Treatments that block alpha-1 receptors are also in use for the treatment of PTSD. Atypical antipsychotics are in common use for this indication (Pae et al. 2008), and the alpha-1 adrenoceptor antagonist, prazosin, is currently in use for the treatment of PTSD (Raskind et al. 2003; Taylor and Raskind 2002). Chronic stress amplifies NE transmission in PFC (Miner et al. 2006), and PTSD is a hyper-noradrenergic disorder (Southwick et al. 1999). Thus, blockade of NE’s detrimental actions at alpha-1 adreno-ceptors may be especially useful in patients with a history of traumatic stress.

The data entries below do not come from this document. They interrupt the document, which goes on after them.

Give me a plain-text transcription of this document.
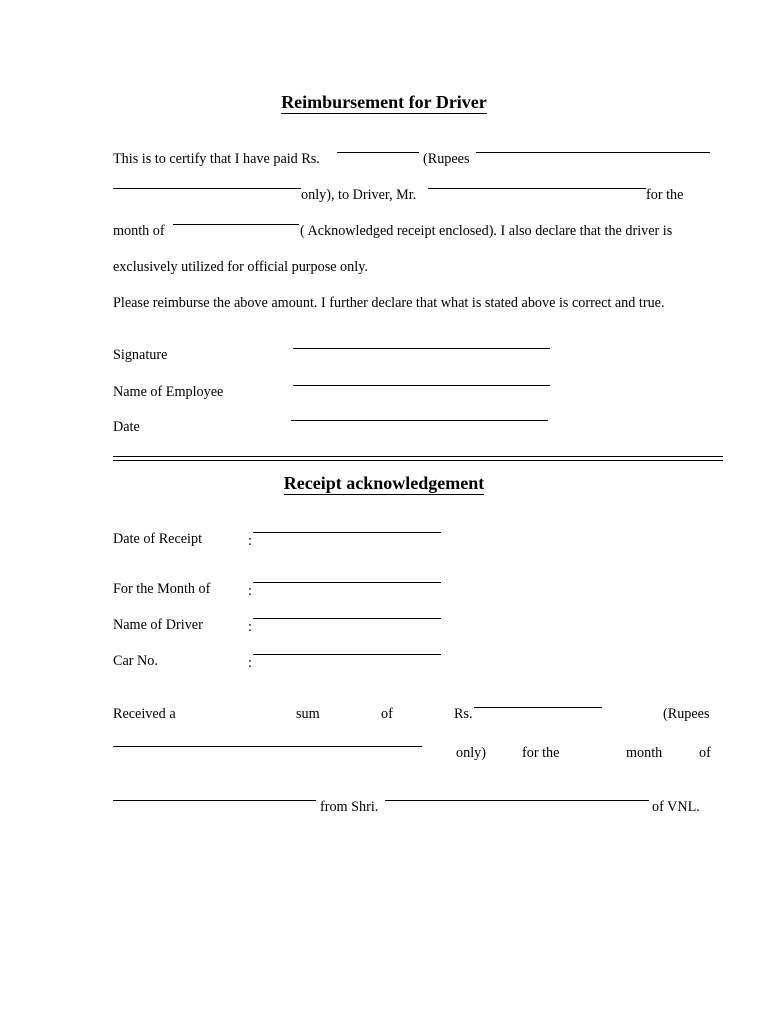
Reimbursement for Driver
This is to certify that I have paid Rs.	(Rupees
only), to Driver, Mr.	for the
month of	( Acknowledged receipt enclosed). I also declare that the driver is
exclusively utilized for official purpose only.
Please reimburse the above amount. I further declare that what is stated above is correct and true.
Signature
Name of Employee
Date
Receipt acknowledgement
Date of Receipt	:
For the Month of	:
Name of Driver	:
Car No.	:
Received a	sum	of	Rs.	(Rupees
only)	for the	month	of
from Shri.	of VNL.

Intriguingly, medications that inhibit protein kinase C appear to normalize PFC gray matter in patients with bipolar disorder. Lithium has been found to increase gray matter volumes in a longitudinal study in bipolar patients (Moore et al. 2000). Additionally, several independent cross-sectional studies have now demonstrated that lithium-treated bipolar patients show increased gray matter volumes compared to untreated bipolar patients (Bearden et al. 2007; Chang et al. 2005; Sassi et al. 2004; Sassi et al. 2002). Importantly, Blumberg et al. (2006) observed a rapid decline in ventral PFC volumes with age in adolescents and young adults with bipolar disorder that were ameliorated by treatment with lithium or valproate. These trophic effects may involve several mechanisms (including GSK-3 inhibition and bcl-2 upregulation), but likely involve protein kinase C inhibition as well. The atypical antipsychotics clozapine and olanzapine may retard loss of PFC volume in patients with schizophrenia (van Haren et al. 2007), and loss of PFC volume appears to be key to the onset of illness (Sun et al. 2008). Thus, protecting PFC circuits likely plays an important role in preventing severe mental illness.

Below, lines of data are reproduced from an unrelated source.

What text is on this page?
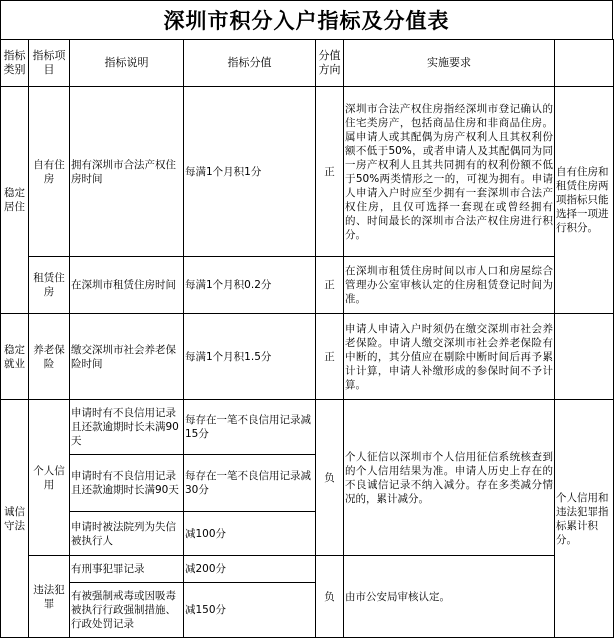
深圳市积分入户指标及分值表
指标类别	指标项目	指标说明	指标分值	分值方向	实施要求	
稳定居住	自有住房	拥有深圳市合法产权住房时间	每满1个月积1分	正	深圳市合法产权住房指经深圳市登记确认的住宅类房产，包括商品住房和非商品住房。属申请人或其配偶为房产权利人且其权利份额不低于50%，或者申请人及其配偶同为同一房产权利人且其共同拥有的权利份额不低于50%两类情形之一的，可视为拥有。申请人申请入户时应至少拥有一套深圳市合法产权住房，且仅可选择一套现在或曾经拥有的、时间最长的深圳市合法产权住房进行积分。	自有住房和租赁住房两项指标只能选择一项进行积分。
	租赁住房	在深圳市租赁住房时间	每满1个月积0.2分	正	在深圳市租赁住房时间以市人口和房屋综合管理办公室审核认定的住房租赁登记时间为准。	
稳定就业	养老保险	缴交深圳市社会养老保险时间	每满1个月积1.5分	正	申请人申请入户时须仍在缴交深圳市社会养老保险。申请人缴交深圳市社会养老保险有中断的，其分值应在剔除中断时间后再予累计计算，申请人补缴形成的参保时间不予计算。	
诚信守法	个人信用	申请时有不良信用记录且还款逾期时长未满90天	每存在一笔不良信用记录减15分	负	个人征信以深圳市个人信用征信系统核查到的个人信用结果为准。申请人历史上存在的不良诚信记录不纳入减分。存在多类减分情况的，累计减分。	个人信用和违法犯罪指标累计积分。
		申请时有不良信用记录且还款逾期时长满90天	每存在一笔不良信用记录减30分			
		申请时被法院列为失信被执行人	减100分			
	违法犯罪	有刑事犯罪记录	减200分	负	由市公安局审核认定。	
		有被强制戒毒或因吸毒被执行行政强制措施、行政处罚记录	减150分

Future studies in animals and humans are needed to directly test the hypothesis that inhibition of PKC signaling will be helpful in protecting PFC functions in patients with mental illness, and conversely, that genetic changes that increase PKC signaling can lead to impairments in PFC function. fMRI imaging studies of patients with bipolar disorder have already shown that lithium normalizes prefrontal activity (Blumberg et al. 2005). If more selective protein kinase C inhibitors become available for human use, it will be interesting to observe whether they are also effective in treating symptoms of PFC dysfunction such as behavioral disinihibition and distractibility, and whether they too are able to restore normal patterns of PFC activity in imaging studies.

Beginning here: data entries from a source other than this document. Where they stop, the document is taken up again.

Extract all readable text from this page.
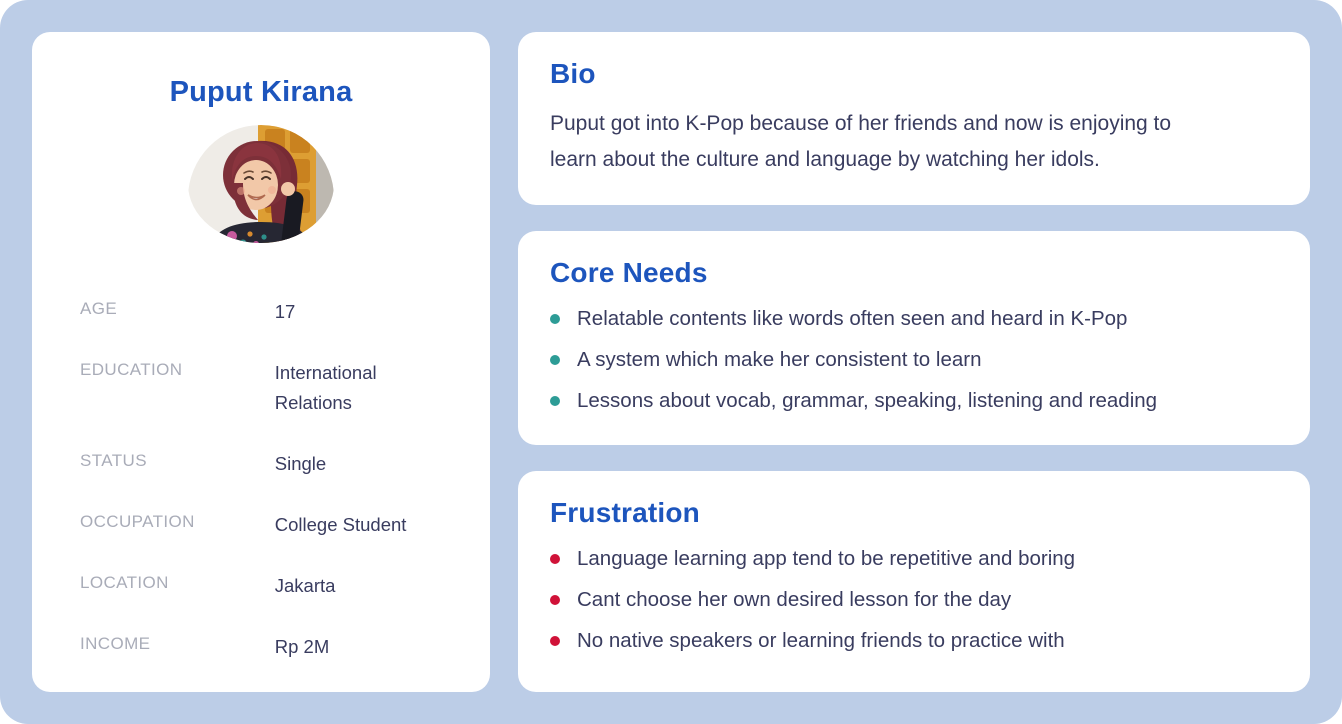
Puput Kirana
AGE	17
EDUCATION	International Relations
STATUS	Single
OCCUPATION	College Student
LOCATION	Jakarta
INCOME	Rp 2M
Bio

Puput got into K-Pop because of her friends and now is enjoying to learn about the culture and language by watching her idols.

Core Needs
Relatable contents like words often seen and heard in K-Pop
A system which make her consistent to learn
Lessons about vocab, grammar, speaking, listening and reading
Frustration
Language learning app tend to be repetitive and boring
Cant choose her own desired lesson for the day
No native speakers or learning friends to practice with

In summary, bipolar disorder and schizophrenia are associated with profound dysfunction of the PFC and with genetic changes that disinhibit phosphotidyl inositol-protein kinase C signaling. High levels of phosphotidyl inositol-protein kinase C signaling in the PFC of animals markedly impair PFC regulation of thought, behavior, and emotion, and may contribute to dendritic spine loss. Most effective medications for bipolar disorder and schizophrenia inhibit phosphotidyl inositol-protein kinase C signaling, either through intracellular actions (lithium, valproate) or through extracellular blockade of receptors coupled to this pathway. Recent data suggest that lithium and valproate can protect gray matter in patients with bipolar disorder. These findings encourage the development of protein kinase C inhibitors for the treatment of mental illness.
Much of the research in this review was supported by Conte Center P50 MH068789.
Conflict of interest statement Amy Arnsten and Yale University have license agreements with Marinus Pharmaceuticals for the development of chelerythrine for the treatment of bipolar disorder and related disorders, and with Shire Pharmaceuticals for the development of guanfacine for the treatment of ADHD.